We aim to advance the theoretical foundations and algorithmic innovations in the field of Artificial Intelligence Generated Content (AIGC). By delving deeply into the theoretical analysis of AIGC algorithms, we seek to uncover the principles underlying generative architectures, optimize training frameworks, accelerate inference, and enhance both controllability and interpretability.

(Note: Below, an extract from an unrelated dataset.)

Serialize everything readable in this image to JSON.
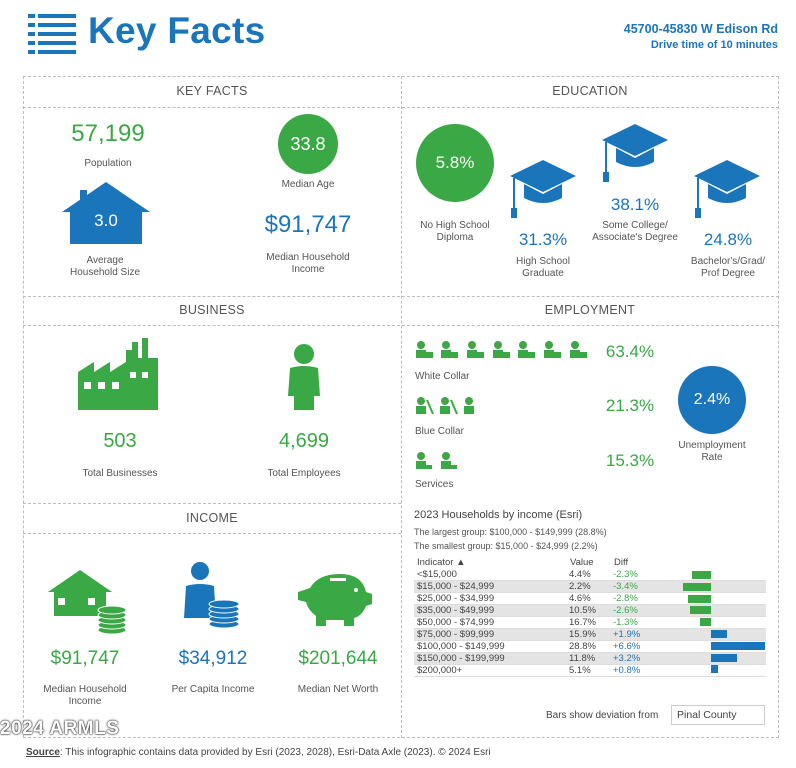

One-Step Diffusion Distillation through Score Implicit Matching

SIM is a cutting-edge approach for distilling pre-trained diffusion models into efficient one-step generators. Unlike traditional models that require multiple sampling steps, SIM achieves high-quality sample generation without needing training samples for distillation. It effectively computes gradients for various score-based divergences, resulting in impressive performance metrics: an FID of 2.06 for unconditional generation and 1.96 for class-conditional generation on the CIFAR10 dataset. Additionally, SIM has been applied to a state-of-the-art transformer-based diffusion model for text-to-image generation, achieving an aesthetic score of 6.42 and outperforming existing one-step generators.

Self-Guidance: Boosting Flow and Diffusion Generation on Their Own

Self-Guidance (SG) is a strong diffusion guidance that neither needs specific training nor requires certain forms of neural network architectures. Different from previous approaches, the Self-Guidance calculates the guidance vectors by measuring the difference between the velocities of two successive diffusion timesteps. Therefore, SG can be readily applied for both conditional and unconditional models with flexible network architectures. We conduct intensive experiments on both text-to-image generation and text-to-video generations across flexible architectures including UNet-based models and diffusion transformer-based models.

Schedule On the Fly: Diffusion Time Prediction forFaster and Better Image Generation

For diffusion and flow models, we argue that the optimal noise schedule should adapt to each inference instance, and introduce the Time Prediction Diffusion Model (TPDM) to accomplish this. TPDM employs a plug-and-play Time Prediction Module (TPM) that predicts the next noise level based on current latent features at each denoising step. We train the TPM using reinforcement learning, aiming to maximize a reward that discounts the final image quality by the number of denoising steps. With such an adaptive scheduler, TPDM not only generates high-quality images that are aligned closely with human preferences but also adjusts the number of denoising steps and time on the fly, enhancing both performance and efficiency.